With production of the new MINI Hatch underway, associates at the brand's historic Oxfordshire home took a moment to recognise their achievements in building a car which has formed the backbone of MINI's burgeoning global growth.

1,041,412 of the outgoing MINI Hatch model have been produced at the high-tech facility, which has built more than 2.4 million MINI vehicles since 2001. 14% of all cars built in the UK last year were MINIs, and MINIs accounted for 14% of all UK vehicle exports in 2012.

When launched in 2006, the outgoing MINI Hatch saw the introduction of turbo charged engines and suspension enhancements which cemented MINI's reputation for enthralling driving dynamics. With the introduction of MINIMALISM technologies, customers also benefited from improved fuel economy and performance in equal measure. MINI Connected appeared for the first time, setting the standard in the segment for infotainment and connectivity.

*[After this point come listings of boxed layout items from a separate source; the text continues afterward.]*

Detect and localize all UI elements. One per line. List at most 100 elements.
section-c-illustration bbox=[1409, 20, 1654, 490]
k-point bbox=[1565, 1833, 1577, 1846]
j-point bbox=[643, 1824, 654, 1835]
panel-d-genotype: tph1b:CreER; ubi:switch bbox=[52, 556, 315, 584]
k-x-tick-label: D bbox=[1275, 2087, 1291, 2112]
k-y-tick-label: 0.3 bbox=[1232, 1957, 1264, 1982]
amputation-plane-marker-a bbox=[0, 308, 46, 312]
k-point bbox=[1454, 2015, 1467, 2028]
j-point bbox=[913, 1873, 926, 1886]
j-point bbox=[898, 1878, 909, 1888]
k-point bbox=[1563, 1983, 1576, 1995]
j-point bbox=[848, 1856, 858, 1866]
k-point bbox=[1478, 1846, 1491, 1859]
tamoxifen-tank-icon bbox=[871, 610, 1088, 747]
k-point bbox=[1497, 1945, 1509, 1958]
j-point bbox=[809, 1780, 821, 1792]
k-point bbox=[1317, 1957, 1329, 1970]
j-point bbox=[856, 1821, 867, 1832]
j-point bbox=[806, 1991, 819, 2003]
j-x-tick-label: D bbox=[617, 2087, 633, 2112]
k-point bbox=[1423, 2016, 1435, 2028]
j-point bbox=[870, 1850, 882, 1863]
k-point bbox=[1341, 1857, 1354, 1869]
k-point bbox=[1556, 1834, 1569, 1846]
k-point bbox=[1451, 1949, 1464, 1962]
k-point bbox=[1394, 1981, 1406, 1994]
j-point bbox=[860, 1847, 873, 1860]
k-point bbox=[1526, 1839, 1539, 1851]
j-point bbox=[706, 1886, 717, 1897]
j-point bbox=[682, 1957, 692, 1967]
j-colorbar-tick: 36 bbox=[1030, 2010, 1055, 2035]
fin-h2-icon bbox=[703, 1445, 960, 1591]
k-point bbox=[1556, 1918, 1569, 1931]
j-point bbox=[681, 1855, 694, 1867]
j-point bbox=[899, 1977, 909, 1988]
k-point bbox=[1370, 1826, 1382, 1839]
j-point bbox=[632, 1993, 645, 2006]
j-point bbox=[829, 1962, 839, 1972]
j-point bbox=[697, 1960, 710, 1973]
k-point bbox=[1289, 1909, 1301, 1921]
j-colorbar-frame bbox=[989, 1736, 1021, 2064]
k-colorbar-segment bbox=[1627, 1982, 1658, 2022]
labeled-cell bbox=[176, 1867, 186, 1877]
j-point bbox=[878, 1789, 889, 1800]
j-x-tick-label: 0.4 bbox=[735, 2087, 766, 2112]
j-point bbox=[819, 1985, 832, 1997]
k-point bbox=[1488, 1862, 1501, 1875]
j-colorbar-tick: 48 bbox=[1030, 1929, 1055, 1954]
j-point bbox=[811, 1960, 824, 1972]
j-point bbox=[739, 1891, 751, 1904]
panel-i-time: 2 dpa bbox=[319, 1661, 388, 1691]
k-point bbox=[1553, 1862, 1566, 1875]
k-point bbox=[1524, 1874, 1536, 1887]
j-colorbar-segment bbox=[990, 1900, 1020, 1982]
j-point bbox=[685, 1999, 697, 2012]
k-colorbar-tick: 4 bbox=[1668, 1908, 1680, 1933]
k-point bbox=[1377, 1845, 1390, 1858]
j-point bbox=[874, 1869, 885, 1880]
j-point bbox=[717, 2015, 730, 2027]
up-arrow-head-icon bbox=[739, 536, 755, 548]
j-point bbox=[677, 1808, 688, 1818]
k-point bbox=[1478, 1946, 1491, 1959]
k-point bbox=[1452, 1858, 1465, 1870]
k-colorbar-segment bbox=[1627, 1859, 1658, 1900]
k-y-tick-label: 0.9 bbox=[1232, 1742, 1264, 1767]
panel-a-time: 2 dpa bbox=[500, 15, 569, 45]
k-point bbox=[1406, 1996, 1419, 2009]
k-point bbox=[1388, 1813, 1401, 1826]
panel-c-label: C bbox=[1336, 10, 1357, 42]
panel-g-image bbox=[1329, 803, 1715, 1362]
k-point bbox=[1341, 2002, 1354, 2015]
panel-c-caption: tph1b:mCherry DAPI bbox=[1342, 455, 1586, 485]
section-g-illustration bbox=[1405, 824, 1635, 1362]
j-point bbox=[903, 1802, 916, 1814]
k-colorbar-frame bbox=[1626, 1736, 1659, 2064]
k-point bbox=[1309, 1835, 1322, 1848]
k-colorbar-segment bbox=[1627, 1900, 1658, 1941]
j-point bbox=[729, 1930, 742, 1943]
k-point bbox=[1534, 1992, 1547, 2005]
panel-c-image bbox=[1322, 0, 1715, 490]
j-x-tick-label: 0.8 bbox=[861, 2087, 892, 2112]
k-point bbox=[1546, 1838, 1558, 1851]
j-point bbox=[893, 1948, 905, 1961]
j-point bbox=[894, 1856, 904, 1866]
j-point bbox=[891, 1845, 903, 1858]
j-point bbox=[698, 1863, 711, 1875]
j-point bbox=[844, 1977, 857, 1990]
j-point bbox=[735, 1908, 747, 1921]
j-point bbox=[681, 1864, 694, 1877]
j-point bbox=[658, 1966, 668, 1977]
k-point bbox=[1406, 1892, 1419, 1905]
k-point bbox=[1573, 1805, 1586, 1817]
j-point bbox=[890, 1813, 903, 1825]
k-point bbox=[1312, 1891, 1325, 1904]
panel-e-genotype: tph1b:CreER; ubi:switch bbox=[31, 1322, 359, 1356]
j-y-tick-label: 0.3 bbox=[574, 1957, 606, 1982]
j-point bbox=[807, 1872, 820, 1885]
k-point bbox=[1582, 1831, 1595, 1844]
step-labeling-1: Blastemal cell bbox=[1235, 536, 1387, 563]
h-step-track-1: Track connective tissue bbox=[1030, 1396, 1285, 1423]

This model also furthered MINI's exciting and unique programme of customisation and personalisation, from bespoke roof designs to interior colour worlds, which has become synonymous with the MINI brand.

The New MINI Hatch is set to receive its UK launch in Spring 2014. Distinctly familiar, yet completely fresh from the ground up and enhanced in every single way, the new MINI Hatch features significant improvements in technology, engine efficiency and power delivery, driving dynamics, quality and - of course - personalisation.


----------